Guidelines
Here we collect some practical guidelines agreed for the VEdition project.
The team choices are:
-
adopt a symbolic (feature-based) rather than graphic (SVG-based) representation for diplomatic visuals. While the two types of representation are not mutually exclusive, purely economical considerations forced the team to opt for the more economical solution. So, rather than literally drawing visuals on top of a facsimile, we are assigning a number of typological features to each operation, like shape (e.g. horizontal stroke, vertical stroke, diagonal stroke, etc.), color (e.g. black ink, orange ink, etc.), position (e.g. interlinear above, interlinear below, baseline above, etc.), and so forth. These will be defined in taxonomies used by the Cadmus-based editor for snapshots.
-
adopt a diplomatic-first definition of operations, meaning that wherever there is a choice between a purely logical, text-focused representation of an edit and a diplomatic-based one aimed at representing all the visual counterparts of the edit, the latter is to be preferred.
The second choice can be formalized with these two complementary principles:
(P1) respect diplomatic features. When what could be envisaged as a single operation has different visual parts, rather split this into multiple operations, assigning diplomatic features accordingly.
(P2) do as much as possible with the minimum number of operations. This principle comes second, so if it conflicts with P1, P1 wins.
Let us make an example: say we have an epigram where the word Wägen is changed to its singular form Wägt. From a text-focused point of view, we could just represent it as a word replacement: replace Wägen with Wägt.
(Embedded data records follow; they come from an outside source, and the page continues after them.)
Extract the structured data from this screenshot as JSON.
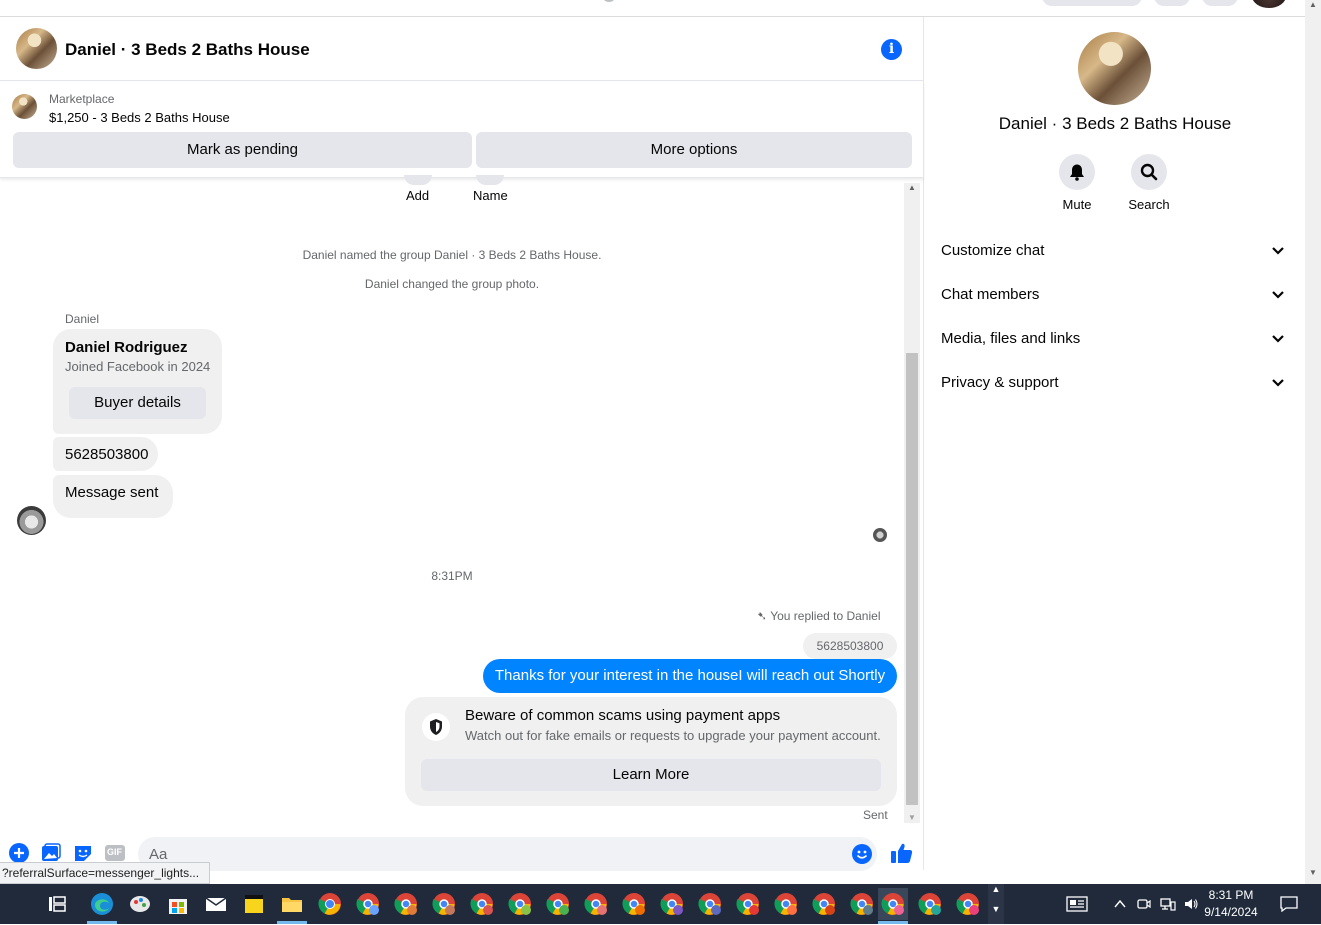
{
  "chat": {
    "title": "Daniel · 3 Beds 2 Baths House",
    "marketplace_label": "Marketplace",
    "listing": "$1,250 - 3 Beds 2 Baths House",
    "mark_pending_label": "Mark as pending",
    "more_options_label": "More options",
    "add_label": "Add",
    "name_label": "Name",
    "system_messages": [
      "Daniel named the group Daniel · 3 Beds 2 Baths House.",
      "Daniel changed the group photo."
    ],
    "sender_name": "Daniel",
    "profile_card": {
      "name": "Daniel Rodriguez",
      "subtitle": "Joined Facebook in 2024",
      "button_label": "Buyer details"
    },
    "incoming_messages": [
      "5628503800",
      "Message sent"
    ],
    "timestamp": "8:31PM",
    "replied_label": "You replied to Daniel",
    "quoted_text": "5628503800",
    "outgoing_message": "Thanks for your interest in the houseI will reach out Shortly",
    "scam_notice": {
      "title": "Beware of common scams using payment apps",
      "subtitle": "Watch out for fake emails or requests to upgrade your payment account.",
      "button_label": "Learn More"
    },
    "sent_status": "Sent",
    "composer_placeholder": "Aa",
    "gif_label": "GIF"
  },
  "status_url": "?referralSurface=messenger_lights...",
  "sidebar": {
    "title": "Daniel · 3 Beds 2 Baths House",
    "actions": [
      {
        "label": "Mute",
        "icon": "bell-icon"
      },
      {
        "label": "Search",
        "icon": "search-icon"
      }
    ],
    "sections": [
      {
        "label": "Customize chat"
      },
      {
        "label": "Chat members"
      },
      {
        "label": "Media, files and links"
      },
      {
        "label": "Privacy & support"
      }
    ]
  },
  "taskbar": {
    "time": "8:31 PM",
    "date": "9/14/2024"
  },
  "colors": {
    "accent": "#0866ff",
    "outgoing_bubble": "#0084ff",
    "bubble_gray": "#f0f0f0",
    "taskbar": "#202a3a"
  }
}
Note that one could also replace en with t to get the same result; but replacing the whole word would probably be functionally better in terms of the potential usages of this information. For instance, say that for searching or filtering purposes we are going to extract in a list all the operations from the texts:
- if we replaced
WägenwithWägt, this list entry would include these two words. - if instead we replaced
enwitht, this list entry would includeenandt, which are clueless when extracted from their context. This is why in a text-focused perspective we would prefer the whole-word scope for the replace, even if both replacements will of course output the same text.
Anyway, let us say that on the sheet we see these signs:
- a
toverwritten onewith orange ink. - a vertical stroke on the final
nwith orange ink.
Now, here we have two different visuals (a letter and a vertical stroke) for different aspects of what according to P2 we would consider as a single replace operation. So, here P2 is in conflict with P1; which means that P1 wins over P2. So, rather than a single replace operation, we would have two operations:
- replace
ewitht. Diplomatic features would tell us that this is overwritten with orange ink. - delete
n. Diplomatic features would tell us that this is represented by a vertical stroke with orange ink.
This of course reflects in greater detail what we have on our sheet: the writing process was right a “patch” of the existing word to transform it from its plural to its singular form, and this happened with two operations: overwrite e, and delete n.
So, P1 here wins over P2, and we prefer 2 operations rather than a one. Given that both operations are logically connected, we can assign both to the same group by giving them the same group ID. Group IDs are arbitrarily chosen strings one can assign to any number of operations within the same snapshot to say that they are logically connected. Such IDs by convention should include only lowercase letters without diacritics, dashes, and digits, and typically provide some human-friendly clue about their meaning.
Thus, we could assign a group ID like waegt to both the operations (replace and delete). This would connect them together, while still preserving the preference for P1 over P2.